Por Leonardo Boff
Mais que resposta a problemas a Igreja mesma é um problema. No século XVI com a Reforma protestante dilacerou-se o corpo da cristandade e na Igreja criou-se um problema: entre tantas Igrejas, qual é a verdadeira? Para reafirmar-se, organizou uma defensiva chamada Contra-Reforma. A partir do século XVII com o despontar da razão crítica e da secularização, agravou-se o problema da Igreja: tem sentido ainda a religião, a revelação e a Igreja? Novamente para defender-se, organizou outra defensiva contra o mundo moderno. Os dois processos ocasionaram uma excessiva centração da Igreja sobre si mesma e assim sua marginalização do curso da história. O Papa João XXIII que tinha enorme bom senso captou o equívoco da defensiva. E também foi suficientemente humilde para perceber que sozinho não poderia fazer um acerto de contas, sem dividir a Igreja. Convocou os bispos do mundo inteiro, reunidos no Concílio Vaticano II (1962-1965) para encontrar juntos uma resposta positiva. Em consequência a Igreja se entendeu a si mesma como Povo de Deus, viu a necessidade do diálogo ecumênico com as Igrejas e com as demais religiões e a urgência do mesmo diálogo com o mundo moderno, valorizando suas principais conquistas. Nasceu um novo rosto da Igreja moderna. É a Reforma Católica que tanta esperança e vida nova tem suscitado pelo mundo afora.
Entretanto, em todos os processos de mudanças há sempre resistências e oposições. Elas predominaram naquelas Igrejas que eram perseguidas como na Polônia e em setores importantes da Cúria vaticana, notoriamente conservadora.

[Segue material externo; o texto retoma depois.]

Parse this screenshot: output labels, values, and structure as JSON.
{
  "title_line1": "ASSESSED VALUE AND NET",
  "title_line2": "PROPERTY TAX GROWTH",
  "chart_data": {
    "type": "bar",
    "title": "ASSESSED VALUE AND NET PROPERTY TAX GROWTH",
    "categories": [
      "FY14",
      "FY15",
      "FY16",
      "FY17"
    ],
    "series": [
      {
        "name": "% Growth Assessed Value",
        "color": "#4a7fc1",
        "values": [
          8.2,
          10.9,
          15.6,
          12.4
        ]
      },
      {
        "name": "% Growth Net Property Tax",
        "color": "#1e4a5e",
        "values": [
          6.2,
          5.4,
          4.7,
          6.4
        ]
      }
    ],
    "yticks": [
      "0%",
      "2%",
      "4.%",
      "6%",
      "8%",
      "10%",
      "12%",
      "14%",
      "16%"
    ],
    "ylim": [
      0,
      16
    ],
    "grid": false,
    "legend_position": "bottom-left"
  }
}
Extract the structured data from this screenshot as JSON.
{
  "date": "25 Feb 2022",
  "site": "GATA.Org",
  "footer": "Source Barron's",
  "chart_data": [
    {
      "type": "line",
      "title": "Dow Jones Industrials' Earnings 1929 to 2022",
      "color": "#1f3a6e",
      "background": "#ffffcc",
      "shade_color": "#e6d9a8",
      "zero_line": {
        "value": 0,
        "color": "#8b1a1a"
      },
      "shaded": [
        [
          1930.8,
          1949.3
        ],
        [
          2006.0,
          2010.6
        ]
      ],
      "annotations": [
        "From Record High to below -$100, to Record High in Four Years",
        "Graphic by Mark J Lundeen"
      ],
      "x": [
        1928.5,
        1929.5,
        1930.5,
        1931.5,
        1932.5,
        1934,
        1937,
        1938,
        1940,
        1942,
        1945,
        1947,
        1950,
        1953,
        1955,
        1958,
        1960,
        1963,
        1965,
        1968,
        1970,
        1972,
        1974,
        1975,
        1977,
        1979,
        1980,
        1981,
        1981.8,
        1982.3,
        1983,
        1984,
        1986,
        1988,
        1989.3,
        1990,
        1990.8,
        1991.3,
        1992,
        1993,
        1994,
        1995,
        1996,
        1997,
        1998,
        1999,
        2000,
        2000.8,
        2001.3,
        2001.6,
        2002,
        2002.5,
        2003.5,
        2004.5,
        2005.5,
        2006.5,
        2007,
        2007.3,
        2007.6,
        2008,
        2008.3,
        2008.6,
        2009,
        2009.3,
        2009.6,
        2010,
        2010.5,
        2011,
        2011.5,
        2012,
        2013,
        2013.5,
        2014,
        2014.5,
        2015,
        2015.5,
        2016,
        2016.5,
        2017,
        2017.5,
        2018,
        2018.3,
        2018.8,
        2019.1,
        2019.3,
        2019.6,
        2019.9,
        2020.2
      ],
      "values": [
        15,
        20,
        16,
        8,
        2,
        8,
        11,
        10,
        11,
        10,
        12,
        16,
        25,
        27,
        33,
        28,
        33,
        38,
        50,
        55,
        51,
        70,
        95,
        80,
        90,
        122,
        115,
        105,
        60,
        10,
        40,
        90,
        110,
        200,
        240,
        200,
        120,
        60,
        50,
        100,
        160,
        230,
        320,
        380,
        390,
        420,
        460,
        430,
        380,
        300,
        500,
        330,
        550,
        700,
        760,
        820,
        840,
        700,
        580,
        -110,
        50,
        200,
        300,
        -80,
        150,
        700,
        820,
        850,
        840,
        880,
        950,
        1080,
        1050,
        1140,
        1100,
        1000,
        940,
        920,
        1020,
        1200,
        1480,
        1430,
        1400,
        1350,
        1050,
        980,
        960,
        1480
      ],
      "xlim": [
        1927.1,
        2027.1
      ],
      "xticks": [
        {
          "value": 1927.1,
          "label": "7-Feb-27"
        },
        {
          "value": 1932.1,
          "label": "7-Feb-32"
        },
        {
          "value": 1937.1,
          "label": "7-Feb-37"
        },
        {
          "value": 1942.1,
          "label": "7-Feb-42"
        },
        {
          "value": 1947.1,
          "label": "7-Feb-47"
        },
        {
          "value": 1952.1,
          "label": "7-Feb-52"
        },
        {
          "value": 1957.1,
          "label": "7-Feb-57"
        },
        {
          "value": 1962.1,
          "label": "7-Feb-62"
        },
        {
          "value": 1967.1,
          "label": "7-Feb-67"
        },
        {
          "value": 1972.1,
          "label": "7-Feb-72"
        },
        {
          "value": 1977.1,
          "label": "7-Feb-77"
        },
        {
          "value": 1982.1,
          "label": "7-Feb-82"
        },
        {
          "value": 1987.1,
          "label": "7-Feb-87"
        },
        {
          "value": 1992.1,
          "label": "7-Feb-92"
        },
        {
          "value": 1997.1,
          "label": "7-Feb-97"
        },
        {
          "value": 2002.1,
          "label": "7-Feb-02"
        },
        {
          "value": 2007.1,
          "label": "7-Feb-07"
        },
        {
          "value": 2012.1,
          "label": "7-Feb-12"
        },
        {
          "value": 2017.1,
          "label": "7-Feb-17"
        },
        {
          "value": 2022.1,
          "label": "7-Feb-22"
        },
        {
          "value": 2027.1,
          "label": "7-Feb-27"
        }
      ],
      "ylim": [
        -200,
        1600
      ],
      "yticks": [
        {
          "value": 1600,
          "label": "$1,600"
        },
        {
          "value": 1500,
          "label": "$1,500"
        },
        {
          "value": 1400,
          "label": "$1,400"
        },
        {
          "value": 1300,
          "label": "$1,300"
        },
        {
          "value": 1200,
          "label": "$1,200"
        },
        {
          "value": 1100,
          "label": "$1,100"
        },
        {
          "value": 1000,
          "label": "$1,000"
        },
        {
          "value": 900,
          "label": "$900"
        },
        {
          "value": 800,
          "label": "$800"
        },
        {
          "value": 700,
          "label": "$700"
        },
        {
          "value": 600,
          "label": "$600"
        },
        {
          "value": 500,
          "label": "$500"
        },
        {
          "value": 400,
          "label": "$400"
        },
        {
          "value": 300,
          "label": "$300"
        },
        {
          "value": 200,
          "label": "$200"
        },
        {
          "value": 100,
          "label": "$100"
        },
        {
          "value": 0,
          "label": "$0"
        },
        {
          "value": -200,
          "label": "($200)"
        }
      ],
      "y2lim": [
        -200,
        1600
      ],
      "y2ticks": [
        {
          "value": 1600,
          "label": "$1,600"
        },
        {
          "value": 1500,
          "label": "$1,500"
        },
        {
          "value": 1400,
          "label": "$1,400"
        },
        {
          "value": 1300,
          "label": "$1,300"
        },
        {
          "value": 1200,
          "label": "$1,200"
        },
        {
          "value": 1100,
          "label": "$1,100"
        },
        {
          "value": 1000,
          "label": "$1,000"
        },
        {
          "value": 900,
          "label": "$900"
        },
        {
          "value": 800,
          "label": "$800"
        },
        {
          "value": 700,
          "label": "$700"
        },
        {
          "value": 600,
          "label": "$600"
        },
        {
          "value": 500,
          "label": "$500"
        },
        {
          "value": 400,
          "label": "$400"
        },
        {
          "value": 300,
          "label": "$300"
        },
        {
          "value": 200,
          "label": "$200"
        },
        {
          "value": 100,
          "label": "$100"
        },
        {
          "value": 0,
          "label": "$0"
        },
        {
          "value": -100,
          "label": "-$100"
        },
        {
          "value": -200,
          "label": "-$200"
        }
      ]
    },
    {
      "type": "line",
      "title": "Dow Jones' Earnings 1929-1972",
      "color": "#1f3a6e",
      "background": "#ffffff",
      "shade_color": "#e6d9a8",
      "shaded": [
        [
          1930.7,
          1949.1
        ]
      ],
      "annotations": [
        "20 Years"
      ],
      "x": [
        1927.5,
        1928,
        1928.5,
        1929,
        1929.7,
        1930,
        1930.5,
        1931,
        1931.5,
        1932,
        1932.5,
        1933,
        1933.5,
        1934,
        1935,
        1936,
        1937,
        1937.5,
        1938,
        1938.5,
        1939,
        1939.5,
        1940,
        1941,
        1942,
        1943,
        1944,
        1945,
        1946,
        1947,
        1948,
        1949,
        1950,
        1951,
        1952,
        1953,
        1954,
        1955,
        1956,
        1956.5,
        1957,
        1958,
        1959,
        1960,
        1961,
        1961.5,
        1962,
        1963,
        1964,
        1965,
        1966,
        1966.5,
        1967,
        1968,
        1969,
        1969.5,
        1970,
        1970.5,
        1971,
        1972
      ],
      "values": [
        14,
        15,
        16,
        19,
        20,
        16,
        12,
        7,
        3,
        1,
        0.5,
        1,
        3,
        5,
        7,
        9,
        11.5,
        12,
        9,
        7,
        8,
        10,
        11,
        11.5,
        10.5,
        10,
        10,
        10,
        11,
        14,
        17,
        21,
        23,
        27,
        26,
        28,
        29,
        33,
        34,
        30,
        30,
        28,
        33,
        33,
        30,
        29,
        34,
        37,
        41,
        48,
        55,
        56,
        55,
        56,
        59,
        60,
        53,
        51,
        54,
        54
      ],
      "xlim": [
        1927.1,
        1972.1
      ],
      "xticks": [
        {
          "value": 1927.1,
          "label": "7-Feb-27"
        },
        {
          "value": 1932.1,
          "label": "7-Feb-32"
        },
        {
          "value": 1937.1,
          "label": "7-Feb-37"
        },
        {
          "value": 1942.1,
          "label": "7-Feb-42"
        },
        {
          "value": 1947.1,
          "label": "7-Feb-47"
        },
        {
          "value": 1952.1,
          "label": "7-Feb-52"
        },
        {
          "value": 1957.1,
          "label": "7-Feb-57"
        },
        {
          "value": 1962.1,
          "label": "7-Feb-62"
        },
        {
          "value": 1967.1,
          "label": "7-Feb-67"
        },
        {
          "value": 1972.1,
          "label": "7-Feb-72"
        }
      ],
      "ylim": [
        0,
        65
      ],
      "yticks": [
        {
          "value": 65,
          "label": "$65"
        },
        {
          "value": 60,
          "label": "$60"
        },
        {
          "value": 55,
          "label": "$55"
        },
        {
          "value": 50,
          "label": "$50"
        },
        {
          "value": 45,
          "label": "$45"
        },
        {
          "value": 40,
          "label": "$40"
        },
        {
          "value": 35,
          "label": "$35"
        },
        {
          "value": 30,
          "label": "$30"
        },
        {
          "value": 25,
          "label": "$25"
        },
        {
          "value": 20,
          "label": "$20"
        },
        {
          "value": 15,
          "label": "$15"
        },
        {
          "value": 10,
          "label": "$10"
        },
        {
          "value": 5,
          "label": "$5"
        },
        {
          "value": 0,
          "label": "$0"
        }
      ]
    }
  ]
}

Desta área veio o Papa João Paulo II. Com ele começa uma Contra-Reforma contra a Reforma Católica. Retoma o conceito de Igreja fundamentalmente como Hierarquia. Reafirma que as outras Igrejas não são propriamente Igrejas, tendo apenas elementos eclesiais e sustenta que a Igreja é a única religião verdadeira e que os professantes das religiões do mundo estão em grave risco de salvação. É o conteúdo essencial do documento Dominus Jesus do ano 2000 publicado pelo Card. Ratzinger e aprovado pelo Papa. O coração ecumênico continuou organizando encontros cordiais, mas a cabeça fundamentalista criou um sentimento avassalador: a Igreja Católica não muda mesmo e conserva sua arrogância fundamental. Este fechamento se manifestou em quase todos os âmbitos, na administração da Igreja, na doutrina, na moral especialmente no que se refere à sexualidade e à mulher. O Pontificado de João Paulo II significou um longo hiato no processo de atualização da Igreja. Foi uma tentativa de voltar ao modelo anterior, da Igreja bastião de verdades ao invés da casa de janelas e portas abertas a todos de boa-vontade.
O desafio nestes dias é este: irão os cardeais escolher um Papa que retoma a Reforma Católica do Concílio Vaticano II com as contribuições das Igrejas do Terceiro Mundo que deram centralidade aos pobres e à justiça ou um Papa que prolonga a Contra-Reforma, com o uso da dramatização mediática, da centralização na figura do Papa e na Cúria, com um discurso apenas moralizante sobre os pobres e a justiça? Pouco importa o Papa, o que importa é que tenha o bom senso de um João XXIII e convoque um concílio de todas as Igrejas para juntas darem uma contribuição sem arrogância às graves questões da humanidade. Que o Espírio os ilumine.